We think flexible working can transform people’s lives and enable organisations to thrive. But a lack of clarity around what ‘good’ flexible working really looks like means flex can be patchy depending on your employer, or even your line manager.
As a social business, we are also interested in how flex can benefit lower income workers, and play a part in reducing poverty by helping people get into work and stay in work. Creating better flex in all roles, includes those that are traditionally low paid, can help with this.
How will a flexible working standard help?
We hope our accreditation scheme will definitively show employers what ‘good’ flexible working looks like and encourage more employers to adopt and normalise flexible working. This will create more flexible working opportunities for workers including those who are low paid, and it will deliver benefits for business too, such as improved recruitment and retention, reduced staff sickness and absence and higher productivity.
What are we doing now?
Thanks to funding from the Robertson Trust, we’re now working with two accreditation specialists, Bonnie Clarke and Simon Kujawa, both at consultancy Taylor Clarke, who have a wealth of experience in developing and designing frameworks, as well as organisational design and cultural change.

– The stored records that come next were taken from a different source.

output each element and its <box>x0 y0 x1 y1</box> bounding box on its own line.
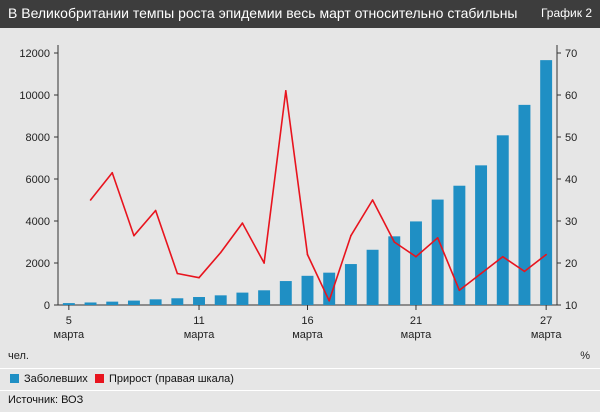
right-tick-label: 70 <box>565 48 577 60</box>
point-growth <box>328 300 330 302</box>
point-growth <box>111 171 114 174</box>
point-growth <box>263 262 265 264</box>
bar-cases <box>171 298 184 305</box>
point-growth <box>501 255 504 258</box>
bar-cases <box>475 165 488 305</box>
point-growth <box>458 289 461 292</box>
point-growth <box>480 272 482 275</box>
right-tick-label: 60 <box>565 90 577 102</box>
bar-cases <box>301 275 314 305</box>
point-growth <box>219 251 222 254</box>
bar-cases <box>323 272 336 305</box>
x-tick-month: марта <box>292 329 323 341</box>
left-tick-label: 0 <box>44 300 50 312</box>
header-bar: В Великобритании темпы роста эпидемии ве… <box>0 0 600 28</box>
bar-cases <box>431 199 444 305</box>
bar-cases <box>236 292 249 305</box>
x-tick-label: 5 <box>66 315 72 327</box>
bar-cases <box>62 303 75 305</box>
x-tick-label: 11 <box>193 315 204 327</box>
left-tick-label: 8000 <box>26 132 50 144</box>
left-tick-label: 10000 <box>19 90 50 102</box>
point-growth <box>133 234 135 237</box>
bar-cases <box>193 297 205 305</box>
legend-label-growth: Прирост (правая шкала) <box>109 373 234 385</box>
graph-label: График 2 <box>540 6 592 20</box>
point-growth <box>393 241 396 243</box>
point-growth <box>436 237 439 239</box>
x-tick-month: марта <box>531 329 562 341</box>
bar-cases <box>279 281 292 305</box>
right-tick-label: 20 <box>565 258 577 270</box>
point-growth <box>545 253 547 256</box>
chart-title: В Великобритании темпы роста эпидемии ве… <box>8 5 518 21</box>
bar-cases <box>106 301 119 305</box>
point-growth <box>306 253 309 256</box>
bar-cases <box>258 290 271 305</box>
left-axis-unit: чел. <box>8 350 29 362</box>
bar-cases <box>518 104 531 306</box>
left-tick-label: 4000 <box>26 216 50 228</box>
x-tick-label: 21 <box>410 315 422 327</box>
x-tick-label: 27 <box>540 315 552 327</box>
bar-cases <box>496 135 509 305</box>
legend-swatch-cases <box>10 374 19 383</box>
right-axis-unit: % <box>580 350 590 362</box>
right-tick-label: 50 <box>565 132 577 144</box>
bar-cases <box>344 264 357 305</box>
legend-item-growth: Прирост (правая шкала) <box>95 373 234 385</box>
right-tick-label: 40 <box>565 174 577 186</box>
source-text: Источник: ВОЗ <box>8 394 84 406</box>
point-growth <box>154 209 157 212</box>
x-tick-month: марта <box>54 329 85 341</box>
x-tick-month: марта <box>184 329 215 341</box>
point-growth <box>241 222 244 224</box>
bar-cases <box>127 300 140 305</box>
legend-label-cases: Заболевших <box>24 373 88 385</box>
bar-cases <box>410 221 422 305</box>
line-growth <box>89 90 547 302</box>
x-tick-label: 16 <box>301 315 313 327</box>
point-growth <box>371 199 374 201</box>
right-tick-label: 30 <box>565 216 577 228</box>
point-growth <box>523 270 526 273</box>
bar-cases <box>453 185 466 305</box>
point-growth <box>350 234 352 237</box>
right-tick-label: 10 <box>565 300 577 312</box>
point-growth <box>89 199 92 201</box>
bar-cases <box>84 302 97 305</box>
source-bar: Источник: ВОЗ <box>0 390 600 412</box>
left-tick-label: 6000 <box>26 174 50 186</box>
left-tick-label: 2000 <box>26 258 50 270</box>
x-tick-month: марта <box>401 329 432 341</box>
legend-item-cases: Заболевших <box>10 373 88 385</box>
bar-cases <box>366 249 379 305</box>
left-tick-label: 12000 <box>19 48 50 60</box>
point-growth <box>415 255 417 258</box>
point-growth <box>176 272 179 275</box>
bar-cases <box>388 236 401 305</box>
point-growth <box>285 90 287 92</box>
legend: Заболевших Прирост (правая шкала) <box>0 368 600 391</box>
point-growth <box>198 276 200 279</box>
bar-cases <box>540 60 553 305</box>
legend-swatch-growth <box>95 374 104 383</box>
bar-cases <box>214 295 227 305</box>
bar-cases <box>149 299 162 305</box>
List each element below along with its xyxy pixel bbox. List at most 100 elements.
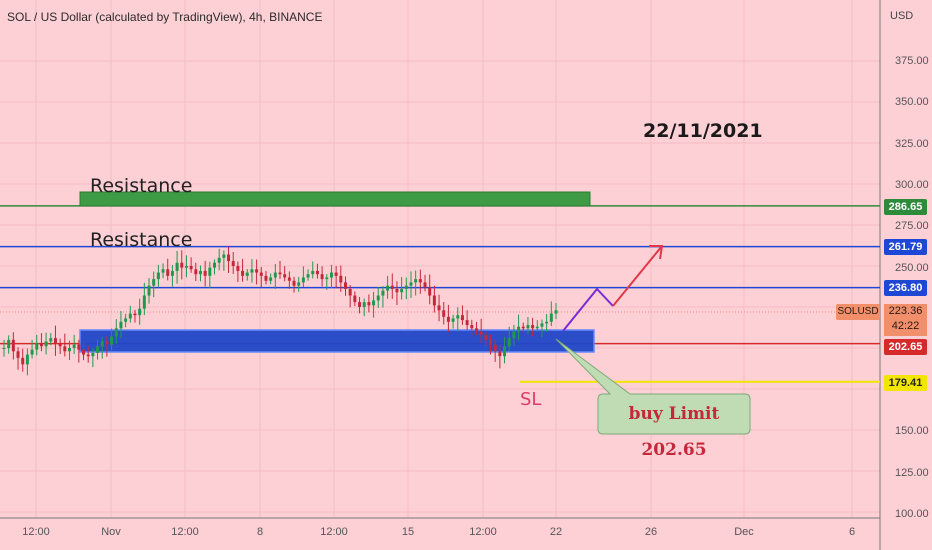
stop-loss-label: SL — [520, 389, 542, 410]
price-label-yellow: 179.41 — [884, 375, 927, 391]
candle-body — [184, 266, 188, 268]
x-tick: 12:00 — [469, 526, 497, 538]
candle-body — [343, 282, 347, 289]
candle-body — [82, 349, 86, 355]
candle-body — [418, 279, 422, 283]
candle-body — [521, 326, 525, 329]
candle-body — [297, 282, 301, 286]
candle-body — [348, 288, 352, 296]
candle-body — [236, 266, 240, 271]
y-tick: 300.00 — [895, 179, 929, 191]
candle-body — [409, 282, 413, 286]
candle-body — [526, 325, 530, 329]
candle-body — [241, 270, 245, 276]
candle-body — [400, 288, 404, 293]
candle-body — [549, 313, 553, 322]
candle-body — [49, 338, 53, 342]
candle-body — [250, 269, 254, 273]
buy-limit-callout — [555, 338, 751, 435]
candle-body — [142, 295, 146, 309]
candle-body — [16, 351, 20, 358]
candle-body — [67, 348, 71, 352]
candle-body — [545, 321, 549, 324]
x-tick: 12:00 — [171, 526, 199, 538]
y-tick: 125.00 — [895, 467, 929, 479]
price-label-blue-top: 261.79 — [884, 239, 927, 255]
y-tick: 100.00 — [895, 508, 929, 520]
candle-body — [100, 341, 104, 347]
y-tick: 250.00 — [895, 262, 929, 274]
candle-body — [432, 295, 436, 306]
candle-body — [460, 315, 464, 321]
candle-body — [198, 270, 202, 275]
candle-body — [21, 357, 25, 365]
candle-body — [329, 272, 333, 278]
candle-body — [25, 354, 29, 365]
candle-body — [156, 272, 160, 280]
symbol-tag: SOLUSD — [836, 304, 880, 320]
candle-body — [456, 315, 460, 319]
candle-body — [283, 274, 287, 278]
x-tick: 22 — [549, 526, 563, 538]
candle-body — [269, 277, 273, 281]
candle-body — [189, 266, 193, 270]
candle-body — [11, 339, 15, 352]
date-annotation: 22/11/2021 — [643, 120, 763, 142]
candle-body — [91, 352, 95, 357]
candle-body — [278, 272, 282, 275]
candle-body — [128, 313, 132, 319]
candle-body — [484, 334, 488, 340]
candle-body — [404, 285, 408, 289]
candle-body — [63, 346, 67, 352]
y-tick: 150.00 — [895, 425, 929, 437]
candle-body — [446, 316, 450, 322]
candle-body — [493, 344, 497, 352]
candle-body — [227, 254, 231, 262]
candle-body — [259, 272, 263, 276]
candle-body — [376, 295, 380, 301]
currency-label[interactable]: USD — [890, 10, 914, 22]
candle-body — [535, 326, 539, 329]
candle-body — [507, 338, 511, 347]
candle-body — [395, 288, 399, 293]
price-label-green: 286.65 — [884, 199, 927, 215]
candle-body — [105, 341, 109, 345]
candle-body — [217, 257, 221, 263]
candle-body — [147, 285, 151, 296]
candle-body — [554, 310, 558, 314]
projection-path — [562, 287, 614, 332]
candle-body — [166, 269, 170, 276]
x-tick: 12:00 — [22, 526, 50, 538]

An important part of our scheme will be staff feedback and we’re designing in ways to hear from a wide range of workers on whether the company is genuinely flexible, rather than managers being able to ‘self-certify’. Any organisation taking part will benefit from rich employee data and insights alongside practical recommendations from our experts.
What’s your timeline?
We plan to pilot the scheme with a small group of employers later in 2024, before officially launching our new programme to Scottish employers in 2025. It’s important to us that we include a range of companies, of different sizes and from different sectors, and crucially include not only desk-based roles, but frontline workers too.
What our funder said
Lyndsay Fraser Robertson, Programmes and Practice Officer at the Robertson Trust, said: “We know a lack of flexibility can be a key barrier to getting into and on in work and can keep specific population groups trapped in a cycle of low pay and limited progression opportunities. By piloting this accreditation for employers to create flexible working practices, there is scope to not only draw more people into the labour market, but also to encourage culture change in the highest priority sectors for those population groups most vulnerable to in-work poverty.
“We look forward to seeing how this innovative work develops and adding to the support available to employers to provide greater protections from poverty to their employees.”
The Robertson Trust’s Programme Awards aim to support projects with the potential to deliver big change that lasts on poverty and trauma in Scotland.